Given the introduction of paperdoll/base system, I decided to rethink the entire character/tech tree.
Before I just had some creatures attracted by buildings, akin to Dungeon Keeper.
These creatures came with predetermined equipment and abilities.
There was an inventory system and equip-able items since the beginning.
The equip-able items were a minor gimmicky thing, which gave small bonuses like +1 to defense.
Creatures had no progression, outside of the polymorph spells, which changed the creatures.
It was okayish, but offered no uniquiness to different creatures of the same type.
So now I decided to overhaul it and move closer to XCOM and Final Fantasy Tactics.
Equipment will be a huge thing now, and having a hook will be required for humanoids to scale walls.
There will be further creature progression, like humanoids will be able to grow wings.
Example is that flying zombie from the previous post.
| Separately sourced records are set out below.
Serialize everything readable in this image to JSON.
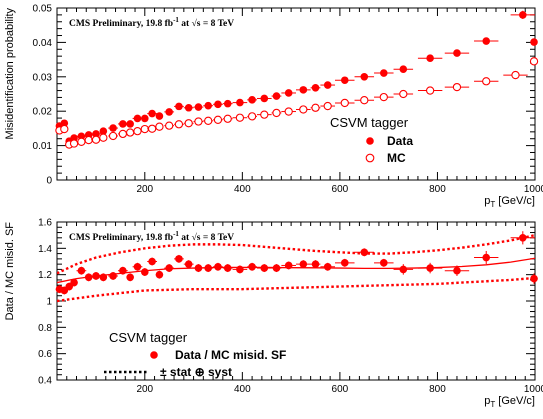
{
  "chart_data": [
    {
      "type": "scatter",
      "panel": "top",
      "annotation": {
        "text": "CMS Preliminary, 19.8 fb",
        "sup": "-1",
        "tail": " at √s = 8 TeV"
      },
      "ylabel": "Misidentification probability",
      "xlabel": "p",
      "xlabel_sub": "T",
      "xlabel_unit": " [GeV/c]",
      "xlim": [
        20,
        1000
      ],
      "ylim": [
        0,
        0.05
      ],
      "xticks": [
        200,
        400,
        600,
        800,
        1000
      ],
      "xtick_labels": [
        "200",
        "400",
        "600",
        "800",
        "1000"
      ],
      "yticks": [
        0,
        0.01,
        0.02,
        0.03,
        0.04,
        0.05
      ],
      "ytick_labels": [
        "0",
        "0.01",
        "0.02",
        "0.03",
        "0.04",
        "0.05"
      ],
      "legend": {
        "title": "CSVM tagger",
        "position": "right"
      },
      "series": [
        {
          "name": "Data",
          "marker": "filled-circle",
          "color": "#ff0000",
          "x": [
            25,
            35,
            45,
            55,
            70,
            85,
            100,
            115,
            135,
            155,
            170,
            185,
            200,
            215,
            230,
            250,
            270,
            290,
            310,
            330,
            350,
            370,
            395,
            420,
            445,
            470,
            495,
            525,
            550,
            575,
            610,
            650,
            690,
            730,
            785,
            840,
            900,
            975,
            998
          ],
          "y": [
            0.0157,
            0.0165,
            0.0113,
            0.0122,
            0.0127,
            0.0131,
            0.0134,
            0.0142,
            0.0151,
            0.0163,
            0.0163,
            0.0179,
            0.0179,
            0.0193,
            0.0186,
            0.0198,
            0.0214,
            0.021,
            0.0212,
            0.0216,
            0.022,
            0.0222,
            0.0225,
            0.0233,
            0.0237,
            0.0244,
            0.0253,
            0.0262,
            0.0268,
            0.0276,
            0.029,
            0.03,
            0.0311,
            0.0322,
            0.0354,
            0.0369,
            0.0404,
            0.048,
            0.0401
          ],
          "xerr": [
            5,
            5,
            5,
            5,
            10,
            5,
            10,
            5,
            10,
            10,
            5,
            10,
            5,
            10,
            5,
            10,
            10,
            10,
            10,
            10,
            10,
            10,
            15,
            10,
            15,
            10,
            15,
            15,
            10,
            15,
            20,
            20,
            20,
            20,
            25,
            25,
            25,
            25,
            5
          ],
          "yerr": [
            0.0006,
            0.0006,
            0.0005,
            0.0004,
            0.0004,
            0.0004,
            0.0004,
            0.0004,
            0.0004,
            0.0004,
            0.0004,
            0.0004,
            0.0004,
            0.0004,
            0.0004,
            0.0004,
            0.0004,
            0.0004,
            0.0004,
            0.0004,
            0.0004,
            0.0004,
            0.0004,
            0.0004,
            0.0004,
            0.0004,
            0.0004,
            0.0004,
            0.0004,
            0.0004,
            0.0004,
            0.0005,
            0.0005,
            0.0005,
            0.0006,
            0.0006,
            0.0008,
            0.0012,
            0.001
          ]
        },
        {
          "name": "MC",
          "marker": "open-circle",
          "color": "#ff0000",
          "x": [
            25,
            35,
            45,
            55,
            70,
            85,
            100,
            115,
            135,
            155,
            170,
            185,
            200,
            215,
            230,
            250,
            270,
            290,
            310,
            330,
            350,
            370,
            395,
            420,
            445,
            470,
            495,
            525,
            550,
            575,
            610,
            650,
            690,
            730,
            785,
            840,
            900,
            960,
            998
          ],
          "y": [
            0.0144,
            0.0148,
            0.0103,
            0.0106,
            0.0111,
            0.0116,
            0.0117,
            0.0123,
            0.0128,
            0.0134,
            0.0138,
            0.0142,
            0.0148,
            0.0149,
            0.0155,
            0.0158,
            0.0162,
            0.0165,
            0.017,
            0.0172,
            0.0175,
            0.0178,
            0.0181,
            0.0185,
            0.019,
            0.0195,
            0.0199,
            0.0205,
            0.021,
            0.0215,
            0.0224,
            0.0232,
            0.0241,
            0.025,
            0.026,
            0.027,
            0.0287,
            0.0305,
            0.0345
          ],
          "xerr": [
            5,
            5,
            5,
            5,
            10,
            5,
            10,
            5,
            10,
            10,
            5,
            10,
            5,
            10,
            5,
            10,
            10,
            10,
            10,
            10,
            10,
            10,
            15,
            10,
            15,
            10,
            15,
            15,
            10,
            15,
            20,
            20,
            20,
            20,
            25,
            25,
            25,
            25,
            5
          ]
        }
      ]
    },
    {
      "type": "scatter",
      "panel": "bottom",
      "annotation": {
        "text": "CMS Preliminary, 19.8 fb",
        "sup": "-1",
        "tail": " at √s = 8 TeV"
      },
      "ylabel": "Data / MC misid. SF",
      "xlabel": "p",
      "xlabel_sub": "T",
      "xlabel_unit": " [GeV/c]",
      "xlim": [
        20,
        1000
      ],
      "ylim": [
        0.4,
        1.6
      ],
      "xticks": [
        200,
        400,
        600,
        800,
        1000
      ],
      "xtick_labels": [
        "200",
        "400",
        "600",
        "800",
        "1000"
      ],
      "yticks": [
        0.4,
        0.6,
        0.8,
        1.0,
        1.2,
        1.4,
        1.6
      ],
      "ytick_labels": [
        "0.4",
        "0.6",
        "0.8",
        "1",
        "1.2",
        "1.4",
        "1.6"
      ],
      "legend": {
        "title": "CSVM tagger",
        "position": "bottom-left",
        "entries": [
          "Data / MC misid. SF",
          "± stat ⊕ syst"
        ]
      },
      "series": [
        {
          "name": "Data / MC misid. SF",
          "marker": "filled-circle",
          "color": "#ff0000",
          "x": [
            25,
            35,
            45,
            55,
            70,
            85,
            100,
            115,
            135,
            155,
            170,
            185,
            200,
            215,
            230,
            250,
            270,
            290,
            310,
            330,
            350,
            370,
            395,
            420,
            445,
            470,
            495,
            525,
            550,
            575,
            610,
            650,
            690,
            730,
            785,
            840,
            900,
            975,
            998
          ],
          "y": [
            1.09,
            1.08,
            1.11,
            1.14,
            1.23,
            1.18,
            1.19,
            1.18,
            1.19,
            1.23,
            1.18,
            1.26,
            1.22,
            1.3,
            1.2,
            1.25,
            1.32,
            1.28,
            1.25,
            1.25,
            1.26,
            1.25,
            1.24,
            1.26,
            1.25,
            1.25,
            1.27,
            1.28,
            1.28,
            1.26,
            1.29,
            1.37,
            1.29,
            1.24,
            1.25,
            1.23,
            1.33,
            1.48,
            1.17
          ],
          "xerr": [
            5,
            5,
            5,
            5,
            10,
            5,
            10,
            5,
            10,
            10,
            5,
            10,
            5,
            10,
            5,
            10,
            10,
            10,
            10,
            10,
            10,
            10,
            15,
            10,
            15,
            10,
            15,
            15,
            10,
            15,
            20,
            20,
            20,
            20,
            25,
            25,
            25,
            25,
            5
          ],
          "yerr": [
            0.03,
            0.03,
            0.03,
            0.03,
            0.03,
            0.03,
            0.03,
            0.03,
            0.03,
            0.03,
            0.03,
            0.03,
            0.03,
            0.03,
            0.03,
            0.03,
            0.03,
            0.03,
            0.03,
            0.03,
            0.03,
            0.03,
            0.03,
            0.03,
            0.03,
            0.03,
            0.03,
            0.03,
            0.03,
            0.03,
            0.03,
            0.03,
            0.03,
            0.04,
            0.04,
            0.04,
            0.05,
            0.05,
            0.04
          ]
        },
        {
          "name": "fit",
          "style": "solid",
          "color": "#ff0000",
          "x": [
            20,
            60,
            100,
            150,
            200,
            250,
            300,
            350,
            400,
            450,
            500,
            550,
            600,
            650,
            700,
            750,
            800,
            850,
            900,
            950,
            1000
          ],
          "y": [
            1.14,
            1.17,
            1.19,
            1.21,
            1.23,
            1.245,
            1.25,
            1.255,
            1.255,
            1.255,
            1.253,
            1.252,
            1.25,
            1.248,
            1.248,
            1.25,
            1.254,
            1.262,
            1.275,
            1.295,
            1.325
          ]
        },
        {
          "name": "± stat ⊕ syst",
          "style": "dotted",
          "color": "#ff0000",
          "x": [
            20,
            60,
            100,
            150,
            200,
            250,
            300,
            350,
            400,
            450,
            500,
            550,
            600,
            650,
            700,
            750,
            800,
            850,
            900,
            950,
            1000
          ],
          "y_upper": [
            1.21,
            1.28,
            1.33,
            1.37,
            1.4,
            1.42,
            1.43,
            1.43,
            1.425,
            1.41,
            1.395,
            1.38,
            1.37,
            1.36,
            1.36,
            1.37,
            1.385,
            1.405,
            1.43,
            1.46,
            1.5
          ],
          "y_lower": [
            1.0,
            1.02,
            1.04,
            1.06,
            1.08,
            1.085,
            1.09,
            1.09,
            1.09,
            1.095,
            1.1,
            1.105,
            1.11,
            1.115,
            1.12,
            1.125,
            1.13,
            1.14,
            1.15,
            1.16,
            1.175
          ]
        }
      ]
    }
  ]
}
Think of it as flying armor from XCOM.
Before there was a ring of flying artifact giving flight to any no-flying character.
But it was really bolted on, without any character development and tech level.
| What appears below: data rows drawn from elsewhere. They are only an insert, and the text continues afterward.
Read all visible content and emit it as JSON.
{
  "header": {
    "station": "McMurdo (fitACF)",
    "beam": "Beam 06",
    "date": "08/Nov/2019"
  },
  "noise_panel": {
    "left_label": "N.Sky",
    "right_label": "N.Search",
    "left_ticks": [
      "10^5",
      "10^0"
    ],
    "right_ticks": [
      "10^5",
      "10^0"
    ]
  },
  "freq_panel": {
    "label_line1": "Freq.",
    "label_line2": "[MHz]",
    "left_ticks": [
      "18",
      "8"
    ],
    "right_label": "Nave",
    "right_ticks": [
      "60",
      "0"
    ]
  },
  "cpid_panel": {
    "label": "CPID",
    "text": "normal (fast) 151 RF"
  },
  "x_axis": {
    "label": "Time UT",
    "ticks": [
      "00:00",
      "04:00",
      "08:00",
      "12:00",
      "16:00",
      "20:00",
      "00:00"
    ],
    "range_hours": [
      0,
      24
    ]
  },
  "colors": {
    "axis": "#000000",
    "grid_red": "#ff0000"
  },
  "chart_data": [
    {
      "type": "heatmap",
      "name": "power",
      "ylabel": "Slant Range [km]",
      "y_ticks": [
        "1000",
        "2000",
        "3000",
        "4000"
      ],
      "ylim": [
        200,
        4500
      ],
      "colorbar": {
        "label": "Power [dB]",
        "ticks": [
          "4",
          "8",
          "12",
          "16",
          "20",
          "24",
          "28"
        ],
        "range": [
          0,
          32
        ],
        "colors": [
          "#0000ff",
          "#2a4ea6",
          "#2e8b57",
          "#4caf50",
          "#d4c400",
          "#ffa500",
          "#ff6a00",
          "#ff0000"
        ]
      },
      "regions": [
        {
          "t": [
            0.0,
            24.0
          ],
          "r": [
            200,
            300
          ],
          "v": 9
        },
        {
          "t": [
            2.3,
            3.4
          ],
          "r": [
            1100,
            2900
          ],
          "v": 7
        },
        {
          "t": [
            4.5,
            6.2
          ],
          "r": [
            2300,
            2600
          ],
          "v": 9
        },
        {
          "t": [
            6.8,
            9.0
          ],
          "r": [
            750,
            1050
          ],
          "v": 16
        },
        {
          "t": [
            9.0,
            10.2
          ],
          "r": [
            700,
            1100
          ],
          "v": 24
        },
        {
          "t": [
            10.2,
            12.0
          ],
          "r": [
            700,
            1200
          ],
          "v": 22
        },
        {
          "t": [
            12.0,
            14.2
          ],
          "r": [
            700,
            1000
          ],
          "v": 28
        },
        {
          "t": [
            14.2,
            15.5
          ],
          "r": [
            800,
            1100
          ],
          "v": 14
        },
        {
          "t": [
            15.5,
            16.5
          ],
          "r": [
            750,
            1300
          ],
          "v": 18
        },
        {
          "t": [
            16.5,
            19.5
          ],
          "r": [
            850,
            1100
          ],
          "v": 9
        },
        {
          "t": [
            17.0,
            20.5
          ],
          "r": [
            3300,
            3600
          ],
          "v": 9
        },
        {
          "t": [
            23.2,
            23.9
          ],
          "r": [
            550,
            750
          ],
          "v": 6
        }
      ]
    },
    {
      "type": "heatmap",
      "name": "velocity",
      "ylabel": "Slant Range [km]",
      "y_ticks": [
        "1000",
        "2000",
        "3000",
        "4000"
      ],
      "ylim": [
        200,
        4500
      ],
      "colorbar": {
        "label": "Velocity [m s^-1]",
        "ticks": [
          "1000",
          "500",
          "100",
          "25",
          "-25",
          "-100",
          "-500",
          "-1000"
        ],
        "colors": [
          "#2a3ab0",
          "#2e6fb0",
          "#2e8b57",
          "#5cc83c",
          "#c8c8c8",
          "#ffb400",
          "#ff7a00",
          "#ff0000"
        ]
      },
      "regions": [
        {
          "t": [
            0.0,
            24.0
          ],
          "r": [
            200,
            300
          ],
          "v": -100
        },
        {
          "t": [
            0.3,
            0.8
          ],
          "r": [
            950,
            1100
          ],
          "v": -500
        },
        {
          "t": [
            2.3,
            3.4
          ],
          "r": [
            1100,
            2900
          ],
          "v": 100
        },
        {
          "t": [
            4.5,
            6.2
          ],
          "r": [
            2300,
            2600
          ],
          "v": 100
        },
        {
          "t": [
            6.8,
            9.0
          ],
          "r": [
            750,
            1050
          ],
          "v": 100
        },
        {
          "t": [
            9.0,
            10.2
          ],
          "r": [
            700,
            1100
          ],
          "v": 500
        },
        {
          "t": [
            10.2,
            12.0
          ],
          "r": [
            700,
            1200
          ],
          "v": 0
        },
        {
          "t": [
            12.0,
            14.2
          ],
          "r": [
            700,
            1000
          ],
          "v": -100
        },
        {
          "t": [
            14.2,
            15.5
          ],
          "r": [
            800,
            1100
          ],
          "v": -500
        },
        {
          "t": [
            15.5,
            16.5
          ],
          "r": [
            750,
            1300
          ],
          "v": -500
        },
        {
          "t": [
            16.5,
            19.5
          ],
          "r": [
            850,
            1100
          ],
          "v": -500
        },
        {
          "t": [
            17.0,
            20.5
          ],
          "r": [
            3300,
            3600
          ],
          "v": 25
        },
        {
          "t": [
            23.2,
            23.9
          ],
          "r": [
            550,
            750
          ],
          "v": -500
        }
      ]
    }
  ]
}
I'm fixing it now. No, not with character jobs, but with a novel system, which fits nicely with city building.
Also I still wont be introducing experience or job/class experience, since I'm not making an RPG game.
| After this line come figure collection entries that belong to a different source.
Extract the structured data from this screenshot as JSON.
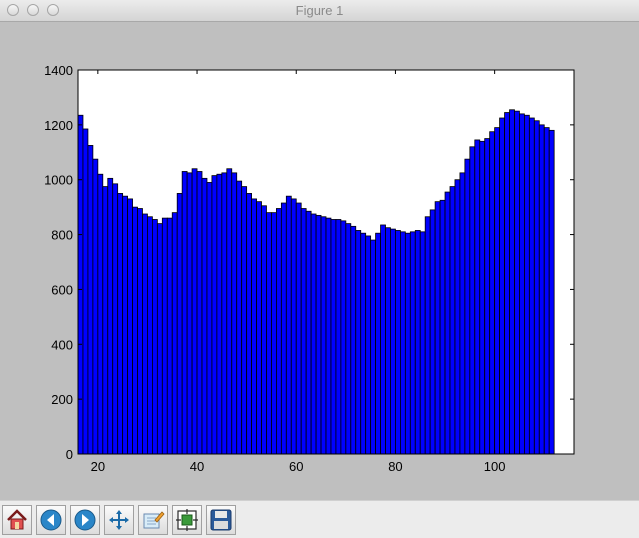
{
  "window": {
    "title": "Figure 1"
  },
  "toolbar": {
    "buttons": [
      {
        "icon": "home-icon"
      },
      {
        "icon": "back-icon"
      },
      {
        "icon": "forward-icon"
      },
      {
        "icon": "pan-icon"
      },
      {
        "icon": "zoom-icon"
      },
      {
        "icon": "subplots-icon"
      },
      {
        "icon": "save-icon"
      }
    ]
  },
  "chart_data": {
    "type": "bar",
    "title": "",
    "xlabel": "",
    "ylabel": "",
    "xlim": [
      16,
      116
    ],
    "ylim": [
      0,
      1400
    ],
    "x_ticks": [
      20,
      40,
      60,
      80,
      100
    ],
    "y_ticks": [
      0,
      200,
      400,
      600,
      800,
      1000,
      1200,
      1400
    ],
    "grid": false,
    "bar_color": "#0000ff",
    "edge_color": "#000000",
    "bin_start": 16,
    "bin_width": 1,
    "values": [
      1235,
      1185,
      1125,
      1075,
      1020,
      975,
      1005,
      985,
      950,
      940,
      930,
      900,
      895,
      875,
      865,
      855,
      840,
      860,
      860,
      880,
      950,
      1030,
      1025,
      1040,
      1030,
      1005,
      990,
      1015,
      1020,
      1025,
      1040,
      1025,
      995,
      975,
      950,
      930,
      920,
      905,
      880,
      880,
      895,
      915,
      940,
      930,
      915,
      895,
      885,
      875,
      870,
      865,
      860,
      855,
      855,
      850,
      840,
      830,
      815,
      805,
      795,
      780,
      805,
      835,
      825,
      820,
      815,
      810,
      805,
      810,
      815,
      810,
      865,
      890,
      920,
      925,
      955,
      975,
      1000,
      1025,
      1075,
      1120,
      1145,
      1140,
      1150,
      1175,
      1190,
      1225,
      1245,
      1255,
      1250,
      1240,
      1235,
      1225,
      1215,
      1200,
      1190,
      1180
    ]
  }
}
In fact, no RPG elements is the 1st of the 3 design guidelines I use
1. No experience/character-classes or other D&D nonsense.
2. No randomness for action result. Even if the result appears to be random, it still depends on the world state (i.e. phases of the moon). Basically when I want something to be random, I make it depend on many factors, some of which are non-obvious or unseen to the player. Then I introduce abilities to access these factors.
3. A gameplay feature, which forces player to plan in advance, is a good one. So in my game design book, requiring spellcasting to take some time is a good idea. Yet more powerful spellcasters should have lower casting time. That alone gives player so many options: pick a weak spellcaster, who will do the job but take it long and will require you to plan further, or waste money on the expert one. And this 3rd rule indirectly helps implementing the 2nd one, because player choices introduce randomness, which is not as annoying as dice roll, because if player fails, that is the player's fault.
Anyway, now I have to draw a ton of pixelart myself, for the basic stuff like outfits. I don't hire artists anymore, since cheap artists produce too low quality art, so even I can already do a better job, while professional artists require fulltime employment and really huge salary. Then a lot of effort is wasted communicating what is required, and even I myself don't completely understand how it all should. This entire thread demonstrates doing new stuff, instead of just cloning Final Fantasy Tactics or XCOM, requires a lot of R&D, and sometimes taking breaks so I can return with a clean head and news ideas.